IHU On-Line - No contexto da Filosofia contemporânea, qual é o lugar ocupado por Bergson?
Eric Lecerf - O nome de Gilles Deleuze  se impõe aqui, e eu poderia mesmo dizer que por vezes ele tende a ocupar todo o espaço, como se Bergson tivesse tido por principal interesse ser um “pré-deleuziano”. Mais seriamente, a leitura que fez Gilles Deleuze de Bergson é verdadeiramente muito forte. Desde 1956, ele publica dois artigos (republicados em Iles desertes), que permitem compreender o que Deleuze veio procurar em Bergson, a saber, um método implicando uma teoria do conhecimento que associasse o empirismo e a busca de um absoluto. Desde esses artigos, Deleuze define a filosofia como criação de conceitos e é, no entanto, em Bergson, que explica que convém para a filosofia pensar por imagens antes do que por conceitos, que ele vem procurar seus predicados teóricos.

De fato, o conceito deleuziano é primeiramente derivado da imagem bergsoniana, desta imagem da qual Bergson dizia possuir três qualidades. Em primeiro lugar, ela induz uma pluralidade de sentidos lá onde o conceito procura destacar uma univocidade; em segundo lugar, ela é concreta lá onde o conceito é por essência abstrato; em terceiro lugar, sua imprecisão constrange a um exercício da atenção que se aproxima bastante da intuição, lá onde o conceito tende à expressão de uma certeza. E são estas qualidades que permitem a Deleuze situar a invenção de um novo valor do conceito como foco de indeterminação entre o que ele chama de articulações do real e de linhas de fatos; entre a coleção de qualidades que induz uma categoria e o nome etiqueta que se desdobra numa multidão de aventuras lingüísticas.

Vinte e cinco anos mais tarde, Deleuze retomará a imagem bergsoniana para pensar, desta vez, não o cinema , mas antes as condições de possibilidade de uma filosofia na era do cinema. E é então que, seguindo um caminho inverso, Deleuze repensa uma imagem bergsoniana, inteiramente enriquecida por jogos, nos quais o conceito se desdobrou como virtualidade gramatical e existencial.

IHU On-Line - Como pode a obra A evolução criadora ajudar-nos a reler e compreender a pós-modernidade em sua complexidade?

Eric Lecerf - Eu jamais compreendi o que se poderia designar pelo termo de “pós-modernidade”. Basta, aliás, reler a introdução de La pensée et le mouvant (O pensamento e o movente ), notadamente a parte intitulada “a lógica retrospectiva do verdadeiro”, para constatar até que ponto este conceito é vazio de sentido.

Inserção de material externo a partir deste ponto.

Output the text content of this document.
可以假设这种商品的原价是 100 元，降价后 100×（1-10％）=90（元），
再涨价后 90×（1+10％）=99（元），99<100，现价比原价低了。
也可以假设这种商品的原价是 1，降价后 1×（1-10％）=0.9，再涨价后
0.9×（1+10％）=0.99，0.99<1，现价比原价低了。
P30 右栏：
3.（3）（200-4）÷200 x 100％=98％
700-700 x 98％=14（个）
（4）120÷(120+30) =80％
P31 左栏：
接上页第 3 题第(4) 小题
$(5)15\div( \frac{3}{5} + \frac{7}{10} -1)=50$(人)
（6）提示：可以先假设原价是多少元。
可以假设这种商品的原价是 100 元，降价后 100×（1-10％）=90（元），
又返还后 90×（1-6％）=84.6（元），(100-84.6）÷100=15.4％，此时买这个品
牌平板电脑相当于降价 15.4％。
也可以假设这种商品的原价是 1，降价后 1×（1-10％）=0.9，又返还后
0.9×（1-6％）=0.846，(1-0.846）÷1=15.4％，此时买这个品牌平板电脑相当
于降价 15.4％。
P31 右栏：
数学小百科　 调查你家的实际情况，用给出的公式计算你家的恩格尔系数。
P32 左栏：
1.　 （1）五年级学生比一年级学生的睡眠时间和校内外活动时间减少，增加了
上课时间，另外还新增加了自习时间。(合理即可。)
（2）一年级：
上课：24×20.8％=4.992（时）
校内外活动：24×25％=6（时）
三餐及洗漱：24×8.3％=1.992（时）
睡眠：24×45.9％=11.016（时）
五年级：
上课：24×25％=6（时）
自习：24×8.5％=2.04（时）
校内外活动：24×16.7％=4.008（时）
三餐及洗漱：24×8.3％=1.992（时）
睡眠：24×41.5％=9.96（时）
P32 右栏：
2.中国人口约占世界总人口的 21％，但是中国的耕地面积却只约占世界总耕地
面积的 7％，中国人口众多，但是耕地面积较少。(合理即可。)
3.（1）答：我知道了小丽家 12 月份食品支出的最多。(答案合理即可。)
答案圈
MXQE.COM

IHU On-Line - Quais são as proposições filosóficas desta obra que o senhor considera as mais importantes?

Eric Lecerf - A evolução criadora é um livro fascinante no seio do qual Bergson se dedica, não só a defender uma tese, mas também a ilustrar e adaptar um estilo de escritura suscetível de trazer nele essas linhas de virtualidades, pelas quais a vida se desenvolve sem cessar. Eu retomaria, pois, uma tese que me parece decisiva, isto é, sem a qual a obra de Bergson seria ilegível. Bergson nos engaja, em A evolução criadora, num trabalho de recompreensão da vida em nós. De que se trata? De um conhecimento psicológico de nossa personalidade? Absolutamente. Para Bergson, trata-se de bem outra coisa do que do inconsciente. Pelo contrário, o que ele nos engaja mesmo a redescobrir em nós é precisamente aquilo que ele chama de consciência. Mas de que consciência se trata? De uma consciência que perpassa todo ser vivo, que está em cada um de nós em ato e que, no mundo vegetal, permanece em posição de torpor. De uma consciência que é a vida.

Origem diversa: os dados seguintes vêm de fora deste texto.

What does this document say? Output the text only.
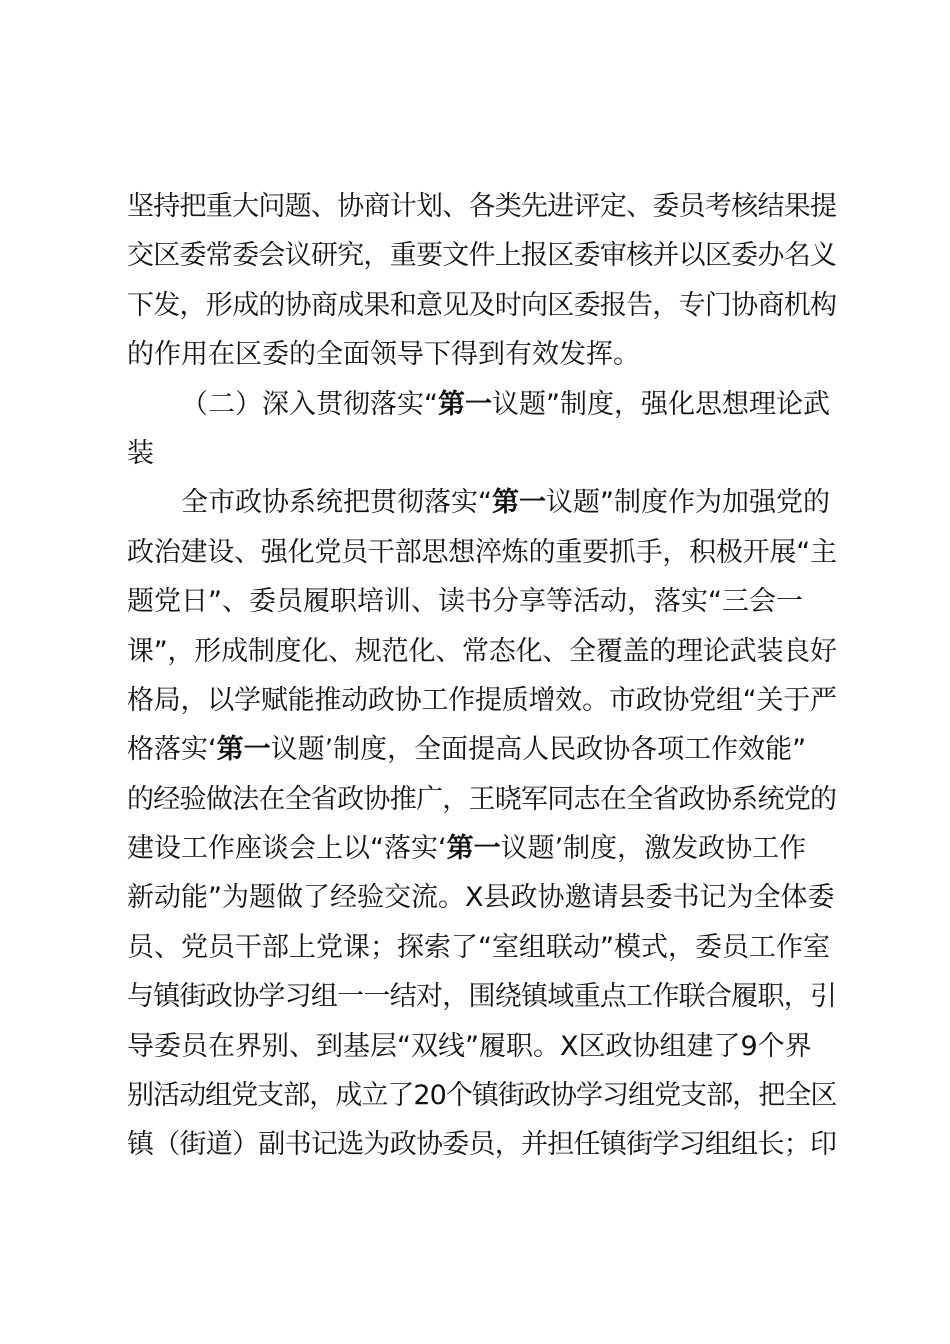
坚持把重大问题、协商计划、各类先进评定、委员考核结果提
交区委常委会议研究，重要文件上报区委审核并以区委办名义
下发，形成的协商成果和意见及时向区委报告，专门协商机构
的作用在区委的全面领导下得到有效发挥。
（二）深入贯彻落实“第一议题”制度，强化思想理论武
装
全市政协系统把贯彻落实“第一议题”制度作为加强党的
政治建设、强化党员干部思想淬炼的重要抓手，积极开展“主
题党日”、委员履职培训、读书分享等活动，落实“三会一
课”，形成制度化、规范化、常态化、全覆盖的理论武装良好
格局，以学赋能推动政协工作提质增效。市政协党组“关于严
格落实‘第一议题’制度，全面提高人民政协各项工作效能”
的经验做法在全省政协推广，王晓军同志在全省政协系统党的
建设工作座谈会上以“落实‘第一议题’制度，激发政协工作
新动能”为题做了经验交流。X县政协邀请县委书记为全体委
员、党员干部上党课；探索了“室组联动”模式，委员工作室
与镇街政协学习组一一结对，围绕镇域重点工作联合履职，引
导委员在界别、到基层“双线”履职。X区政协组建了9个界
别活动组党支部，成立了20个镇街政协学习组党支部，把全区
镇（街道）副书记选为政协委员，并担任镇街学习组组长；印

Desvendar a consciência que nos habita, isso nos conduz, desta forma, a atingir um conhecimento verdadeiro do ser vivo, pois nossa consciência procede de uma intenção da vida, por ser da mesma um desdobramento, da qual a intelectualidade nada saberia dizer pela simples razão de que ela é uma expressão da mesma entre outras, ou antes, para retomar Bergson, uma orientação de uma tendência. Trata-se de uma virada radical no seio da filosofia: conhecer o vivente implica um conhecimento interior, uma experiência de si que encontra na intimidade da percepção o que é o absoluto de um movimento incessante, no qual a vida encontra toda a sua substância.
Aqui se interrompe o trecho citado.